Retour

L'exercice AnaKonda en Pologne, rassurant et semeur de discorde

En Pologne, l'exercice militaire AnaKonda de l'OTAN, auquel participent des dizaines de milliers de soldats et qui vise à rassurer les pays voisins de la Russie, tire à sa fin. Parmi ces soldats, une poignée sont Canadiens. Mais, alors que le ton monte de plus en plus avec Moscou, l'OTAN et la Pologne voudraient que ce contingent soit beaucoup plus important.

Raymond Saint-Pierre

  Un texte de Raymond Saint-Pierre

Vingt-quatre pays membres de l'OTAN ont envoyé 31 000 soldats pour participer aux manœuvres AnaKonda, qui ont duré 10 jours. Le contingent canadien compte 230 soldats, qui proviennent en grande majorité du premier bataillon Royal 22e Régiment de Valcartier.

Des exercices rassurants et utiles pour l'avenir

Pour le major Eric Beauchamp, qui commande les forces terrestres canadiennes, on cherche d'abord, par ces exercices, à éviter que d'éventuelles opérations communes deviennent une tour de Babel. Ces manoeuvres leur permettent d'apprendre à travailler conjointement.

« Il y a des défis de langues, des défis de procédures. On fait face à tous les défis, explique-t-il. Ces exercices contribuent donc grandement à nous améliorer, à travailler ensemble. »

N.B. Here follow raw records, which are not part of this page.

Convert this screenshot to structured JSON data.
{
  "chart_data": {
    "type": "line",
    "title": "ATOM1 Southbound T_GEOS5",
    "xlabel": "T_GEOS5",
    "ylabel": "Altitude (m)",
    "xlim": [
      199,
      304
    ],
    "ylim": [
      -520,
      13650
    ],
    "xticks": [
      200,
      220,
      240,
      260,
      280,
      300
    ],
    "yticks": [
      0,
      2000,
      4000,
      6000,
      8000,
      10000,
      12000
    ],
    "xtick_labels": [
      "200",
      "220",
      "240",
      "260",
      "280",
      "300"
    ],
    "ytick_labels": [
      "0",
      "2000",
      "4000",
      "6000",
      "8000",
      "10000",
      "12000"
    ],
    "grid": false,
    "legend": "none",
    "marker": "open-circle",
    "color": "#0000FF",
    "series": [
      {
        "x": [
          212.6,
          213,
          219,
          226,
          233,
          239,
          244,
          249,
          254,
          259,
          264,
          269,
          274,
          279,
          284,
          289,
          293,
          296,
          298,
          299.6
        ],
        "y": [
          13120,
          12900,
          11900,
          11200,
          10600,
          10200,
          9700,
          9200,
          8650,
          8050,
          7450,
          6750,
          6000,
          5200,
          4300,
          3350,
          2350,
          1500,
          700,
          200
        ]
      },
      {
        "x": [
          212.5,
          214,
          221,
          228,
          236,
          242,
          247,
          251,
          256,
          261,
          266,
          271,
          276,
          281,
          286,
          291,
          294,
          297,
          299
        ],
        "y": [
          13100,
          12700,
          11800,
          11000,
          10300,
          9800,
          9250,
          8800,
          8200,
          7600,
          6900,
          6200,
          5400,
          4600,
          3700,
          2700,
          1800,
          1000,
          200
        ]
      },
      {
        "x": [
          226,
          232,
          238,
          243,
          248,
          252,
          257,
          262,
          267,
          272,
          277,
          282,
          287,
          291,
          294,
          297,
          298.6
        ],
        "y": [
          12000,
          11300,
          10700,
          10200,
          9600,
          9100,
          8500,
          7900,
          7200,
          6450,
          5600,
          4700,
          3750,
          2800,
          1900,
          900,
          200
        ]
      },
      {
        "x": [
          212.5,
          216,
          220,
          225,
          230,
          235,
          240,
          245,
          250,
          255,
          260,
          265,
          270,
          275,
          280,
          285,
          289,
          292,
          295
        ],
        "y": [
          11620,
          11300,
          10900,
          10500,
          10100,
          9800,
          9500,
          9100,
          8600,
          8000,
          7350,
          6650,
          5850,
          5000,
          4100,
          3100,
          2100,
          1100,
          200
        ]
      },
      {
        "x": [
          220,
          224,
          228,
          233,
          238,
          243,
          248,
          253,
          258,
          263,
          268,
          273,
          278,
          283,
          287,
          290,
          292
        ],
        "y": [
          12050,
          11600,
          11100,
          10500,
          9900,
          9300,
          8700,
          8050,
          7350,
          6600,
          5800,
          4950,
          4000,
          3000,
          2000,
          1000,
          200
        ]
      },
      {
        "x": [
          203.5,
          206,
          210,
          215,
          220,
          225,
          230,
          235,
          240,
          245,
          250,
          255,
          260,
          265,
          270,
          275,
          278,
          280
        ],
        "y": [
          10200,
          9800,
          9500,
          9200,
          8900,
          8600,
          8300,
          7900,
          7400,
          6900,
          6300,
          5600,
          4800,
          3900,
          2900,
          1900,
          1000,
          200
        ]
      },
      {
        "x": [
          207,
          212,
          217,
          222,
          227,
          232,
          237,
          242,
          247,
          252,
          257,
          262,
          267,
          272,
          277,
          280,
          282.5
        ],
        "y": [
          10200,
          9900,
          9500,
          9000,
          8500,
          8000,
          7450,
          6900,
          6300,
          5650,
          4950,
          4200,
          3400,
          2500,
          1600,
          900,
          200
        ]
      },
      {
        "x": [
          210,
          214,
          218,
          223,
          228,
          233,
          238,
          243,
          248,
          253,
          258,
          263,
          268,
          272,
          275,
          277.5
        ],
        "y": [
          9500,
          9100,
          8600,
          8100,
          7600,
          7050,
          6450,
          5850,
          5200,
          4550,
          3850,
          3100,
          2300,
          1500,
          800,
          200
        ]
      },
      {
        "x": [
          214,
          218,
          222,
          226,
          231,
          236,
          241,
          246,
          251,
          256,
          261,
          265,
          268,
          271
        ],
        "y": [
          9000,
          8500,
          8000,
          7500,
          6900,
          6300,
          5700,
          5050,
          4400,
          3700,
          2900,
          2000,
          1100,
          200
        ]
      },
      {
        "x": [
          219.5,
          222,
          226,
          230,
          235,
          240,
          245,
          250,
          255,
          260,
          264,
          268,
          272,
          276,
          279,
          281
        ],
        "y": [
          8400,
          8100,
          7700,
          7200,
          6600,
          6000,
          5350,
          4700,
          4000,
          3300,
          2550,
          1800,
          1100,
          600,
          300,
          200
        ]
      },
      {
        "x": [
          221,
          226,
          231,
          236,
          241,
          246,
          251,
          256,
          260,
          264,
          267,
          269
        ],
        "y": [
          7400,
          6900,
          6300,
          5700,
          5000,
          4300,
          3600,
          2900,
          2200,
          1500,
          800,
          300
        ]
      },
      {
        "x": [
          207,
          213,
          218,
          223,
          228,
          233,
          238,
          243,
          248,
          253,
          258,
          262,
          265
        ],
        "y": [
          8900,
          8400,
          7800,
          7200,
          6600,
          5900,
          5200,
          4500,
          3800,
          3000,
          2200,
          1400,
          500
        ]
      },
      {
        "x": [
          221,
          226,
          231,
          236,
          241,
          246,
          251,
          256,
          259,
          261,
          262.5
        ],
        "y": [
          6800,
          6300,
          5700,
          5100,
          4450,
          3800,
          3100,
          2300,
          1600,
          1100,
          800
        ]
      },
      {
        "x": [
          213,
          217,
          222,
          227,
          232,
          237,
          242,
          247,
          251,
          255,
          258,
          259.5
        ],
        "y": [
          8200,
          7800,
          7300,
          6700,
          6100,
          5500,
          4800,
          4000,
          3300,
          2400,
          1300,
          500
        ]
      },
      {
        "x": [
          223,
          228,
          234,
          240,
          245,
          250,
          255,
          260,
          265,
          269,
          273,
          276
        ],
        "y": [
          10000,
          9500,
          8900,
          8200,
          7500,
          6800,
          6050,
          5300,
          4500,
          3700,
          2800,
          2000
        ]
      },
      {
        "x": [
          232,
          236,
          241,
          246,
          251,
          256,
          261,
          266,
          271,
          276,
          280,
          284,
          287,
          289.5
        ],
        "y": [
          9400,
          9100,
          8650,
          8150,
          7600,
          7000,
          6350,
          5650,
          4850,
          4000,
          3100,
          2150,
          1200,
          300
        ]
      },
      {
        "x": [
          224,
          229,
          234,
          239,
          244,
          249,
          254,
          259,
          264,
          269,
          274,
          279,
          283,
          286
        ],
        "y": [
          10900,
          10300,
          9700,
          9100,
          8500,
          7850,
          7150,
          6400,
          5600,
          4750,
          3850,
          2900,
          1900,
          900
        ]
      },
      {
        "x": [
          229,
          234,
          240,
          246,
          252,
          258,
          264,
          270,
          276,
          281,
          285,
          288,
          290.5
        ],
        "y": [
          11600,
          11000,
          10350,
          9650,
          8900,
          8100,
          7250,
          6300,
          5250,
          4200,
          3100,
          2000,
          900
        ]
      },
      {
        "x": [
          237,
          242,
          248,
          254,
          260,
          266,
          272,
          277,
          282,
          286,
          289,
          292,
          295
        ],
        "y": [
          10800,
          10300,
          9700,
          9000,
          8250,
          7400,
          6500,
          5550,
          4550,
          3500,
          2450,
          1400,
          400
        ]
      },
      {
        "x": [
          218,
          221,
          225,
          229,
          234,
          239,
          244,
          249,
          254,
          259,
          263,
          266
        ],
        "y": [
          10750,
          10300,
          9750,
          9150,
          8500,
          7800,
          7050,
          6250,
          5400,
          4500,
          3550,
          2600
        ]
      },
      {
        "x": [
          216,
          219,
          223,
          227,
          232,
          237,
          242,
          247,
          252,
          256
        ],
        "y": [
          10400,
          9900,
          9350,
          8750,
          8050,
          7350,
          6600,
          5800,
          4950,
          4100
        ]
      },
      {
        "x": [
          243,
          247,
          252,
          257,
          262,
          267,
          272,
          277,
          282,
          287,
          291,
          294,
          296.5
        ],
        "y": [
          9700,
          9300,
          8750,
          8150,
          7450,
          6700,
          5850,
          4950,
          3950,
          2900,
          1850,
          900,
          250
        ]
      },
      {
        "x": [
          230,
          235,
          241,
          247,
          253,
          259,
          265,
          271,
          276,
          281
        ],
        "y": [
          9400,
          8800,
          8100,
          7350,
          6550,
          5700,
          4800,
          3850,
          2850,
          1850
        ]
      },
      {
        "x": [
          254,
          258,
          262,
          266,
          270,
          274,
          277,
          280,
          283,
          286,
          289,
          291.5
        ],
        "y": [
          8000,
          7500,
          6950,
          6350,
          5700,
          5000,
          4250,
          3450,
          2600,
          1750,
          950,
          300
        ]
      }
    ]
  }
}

Des résidents de la région sont par ailleurs invités à assister à certains de ces exercices. L'OTAN a organisé AnaKonda et d'autres exercices similaires dans des pays de la région pour rassurer les populations, inquiètes de l'appui russe aux rebelles en Ukraine et de l'annexion de la Crimée.

Une plus grande présence canadienne demandée

L'Allemagne, la Grande-Bretagne et les États-Unis dépêcheront des contingents de 1000 soldats dans chacun des trois pays baltes, soit en Lituanie, en Estonie et en Lettonie.

L'OTAN et les Polonais voudraient que le Canada fasse de même. C'est du moins ce que le lieutenant-général polonais Marek Tomaszycki, qui commande AnaKonda, dit souhaiter.

En fait, tous les pays de l'OTAN sont les bienvenus s'ils veulent envoyer plus de soldats, ajoute-t-il.

Plusieurs pays voisins de la Russie insistent aussi pour que l'OTAN soit plus présente et que des manoeuvres soient effectuées plus fréquemment.

Tensions entre la Russie et l'OTAN

La Russie, qui voit les exercices se multiplier dans la région, les perçoit plutôt comme une provocation. Neuf pays qui étaient ses alliés au moment de l'Union soviétique se sont joints depuis à l'OTAN.

Selon Natalia Narochnitskaya, de l'Institut de la démocratie et de la coopération à Moscou, un groupe prorusse, cela reflète bien l'impérialisme américain - et de l'OTAN - qui montre ses muscles face à la Russie et qui tente de recruter le plus de pays membres possible.

Alors que le ton monte avec la Russie et que l'on parle de plus en plus d'une nouvelle guerre froide, l'OTAN veut assurer une présence de plus en plus grande en Europe, une présence que l'on qualifie de « constante » pour rassurer ses alliés.

En fait, on se livre à une guerre sémantique. Dans un accord entre l'OTAN et la Russie datant de 1997, l'Organisation s'était engagée à ne pas baser des troupes en permanence dans les anciens pays du Pacte de Varsovie. C'est pour cela que l'on parle plutôt de « présence constante ». Les soldats resteront sur place de six à neuf mois, mais ne seront pas installés en permanence en Pologne et dans les pays baltes.